To this you can add the thousands of enthusiastic bloggers. Some have as much skill and character as the professionals; large numbers of them leave much to be desired and a queasy feeling in the tum.
But Australians appreciate their home cooking and are doing a lot of it, even if they also consume large quantities of take-away. But we are fortunate in having very affordable food. Our incomes have risen faster than prices. So the Department of Agriculture was able to report in 2012 that over the previous 20 years, while our incomes rose by 36 per cent, the spending on food only went up 13 per cent.
This is corroborated by the Australian Bureau of Statistics which reported that households spent 20 per cent of their cash on food and drink in 1984, yet 25 years later it was only 16.5 per cent. The popularity of eating certainly hasn't declined so it must be price. And that's even excluding alcohol.
Of course clever marketing joins the dots and you'll find a helluva lot of doodling in the recipe pages. I've talked before about the work Coles and Woolworths have done to develop their home delivery services.
Now Coles have taken it a step further, with the announcement of a new Recipe to Cart service. It's a marriage made in supermarket heaven: the blushing bride is Taste.com.au, the country's biggest recipe deliverer, claiming a reach of 6,277,000 readers and clickers per month between its website, magazine and newspaper lift-outs.
You choose your recipes, click the ingredients, they pass into the digital shopping basket and the next day they get delivered to your door. I wonder if there's another button you can click to deliver Curtis Stone or Heston Blumenthal to cook it up for you.

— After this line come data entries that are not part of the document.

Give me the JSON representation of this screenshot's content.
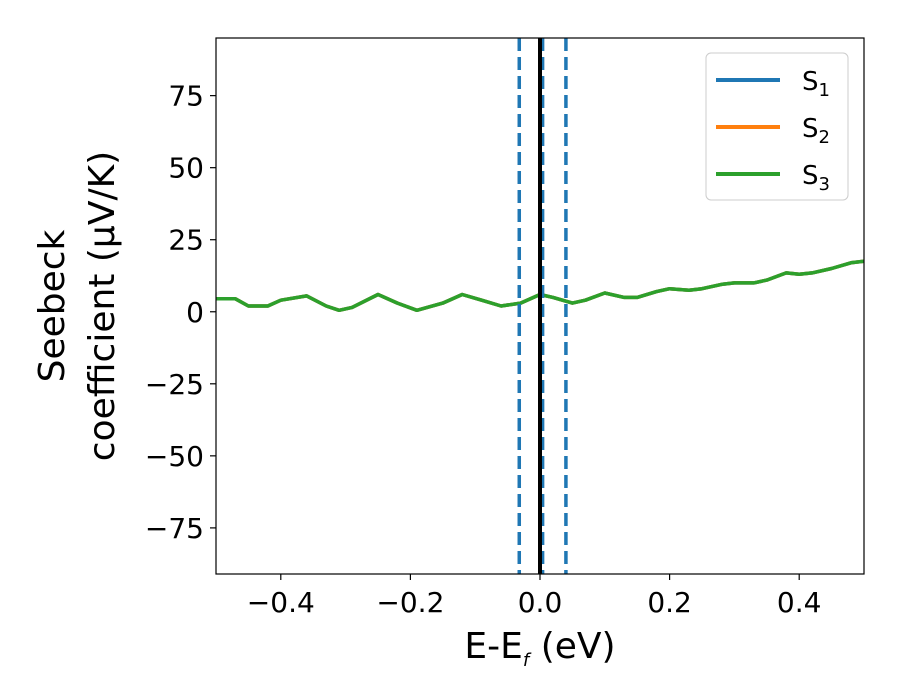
{
  "chart_data": {
    "type": "line",
    "xlabel": {
      "main": "E-E",
      "sub": "f",
      "suffix": " (eV)"
    },
    "ylabel": {
      "line1": "Seebeck",
      "line2": "coefficient  (μV/K)"
    },
    "xlim": [
      -0.5,
      0.5
    ],
    "ylim": [
      -91,
      95
    ],
    "xticks": [
      -0.4,
      -0.2,
      0.0,
      0.2,
      0.4
    ],
    "xtick_labels": [
      "−0.4",
      "−0.2",
      "0.0",
      "0.2",
      "0.4"
    ],
    "yticks": [
      75,
      50,
      25,
      0,
      -25,
      -50,
      -75
    ],
    "ytick_labels": [
      "75",
      "50",
      "25",
      "0",
      "−25",
      "−50",
      "−75"
    ],
    "grid": false,
    "legend_position": "top-right",
    "vertical_lines": [
      {
        "x": -0.032,
        "style": "dashed",
        "color": "#1f77b4"
      },
      {
        "x": 0.004,
        "style": "dashed",
        "color": "#1f77b4"
      },
      {
        "x": 0.04,
        "style": "dashed",
        "color": "#1f77b4"
      },
      {
        "x": 0.0,
        "style": "solid",
        "color": "#000000"
      }
    ],
    "x": [
      -0.5,
      -0.47,
      -0.45,
      -0.42,
      -0.4,
      -0.36,
      -0.33,
      -0.31,
      -0.29,
      -0.25,
      -0.22,
      -0.19,
      -0.15,
      -0.12,
      -0.09,
      -0.06,
      -0.03,
      0.0,
      0.02,
      0.05,
      0.07,
      0.1,
      0.13,
      0.15,
      0.18,
      0.2,
      0.23,
      0.25,
      0.28,
      0.3,
      0.33,
      0.35,
      0.38,
      0.4,
      0.42,
      0.45,
      0.48,
      0.5
    ],
    "series": [
      {
        "name": "S",
        "sub": "1",
        "color": "#1f77b4",
        "values": [
          4.5,
          4.5,
          2,
          2,
          4,
          5.5,
          2,
          0.5,
          1.5,
          6,
          3,
          0.5,
          3,
          6,
          4,
          2,
          3,
          6,
          5,
          3,
          4,
          6.5,
          5,
          5,
          7,
          8,
          7.5,
          8,
          9.5,
          10,
          10,
          11,
          13.5,
          13,
          13.5,
          15,
          17,
          17.5
        ]
      },
      {
        "name": "S",
        "sub": "2",
        "color": "#ff7f0e",
        "values": [
          4.5,
          4.5,
          2,
          2,
          4,
          5.5,
          2,
          0.5,
          1.5,
          6,
          3,
          0.5,
          3,
          6,
          4,
          2,
          3,
          6,
          5,
          3,
          4,
          6.5,
          5,
          5,
          7,
          8,
          7.5,
          8,
          9.5,
          10,
          10,
          11,
          13.5,
          13,
          13.5,
          15,
          17,
          17.5
        ]
      },
      {
        "name": "S",
        "sub": "3",
        "color": "#2ca02c",
        "values": [
          4.5,
          4.5,
          2,
          2,
          4,
          5.5,
          2,
          0.5,
          1.5,
          6,
          3,
          0.5,
          3,
          6,
          4,
          2,
          3,
          6,
          5,
          3,
          4,
          6.5,
          5,
          5,
          7,
          8,
          7.5,
          8,
          9.5,
          10,
          10,
          11,
          13.5,
          13,
          13.5,
          15,
          17,
          17.5
        ]
      }
    ]
  }
}
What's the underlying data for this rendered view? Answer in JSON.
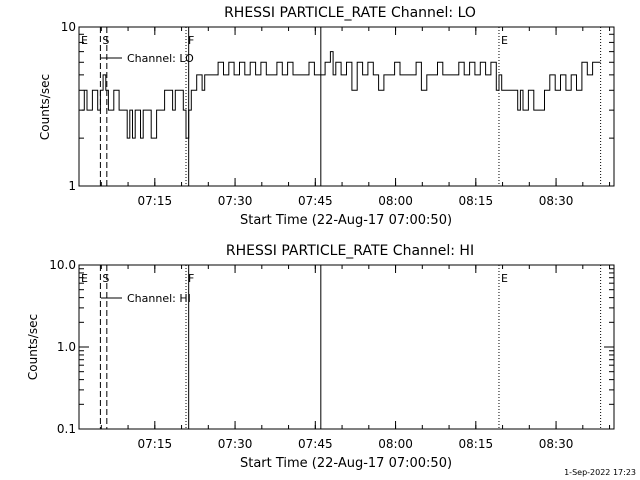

Christmas of course is a time when the nation goes extravagantly mad in its food buying. So it's an ideal time for Taste and Coles to launch this service. They have constructed a Christmas Menu Planner with lots of seasonal dishes based around products on Coles shelves.
Woolworths are fighting back with Jamie Oliver Christmas recipes, while Aldi and IGA have had their home economists toiling for months to deliver acres of appetising meals on their web sites.
So if you are one of our millions of keen on-line recipe hunters, rest assured that a very well catered Christmas has been laid out for you.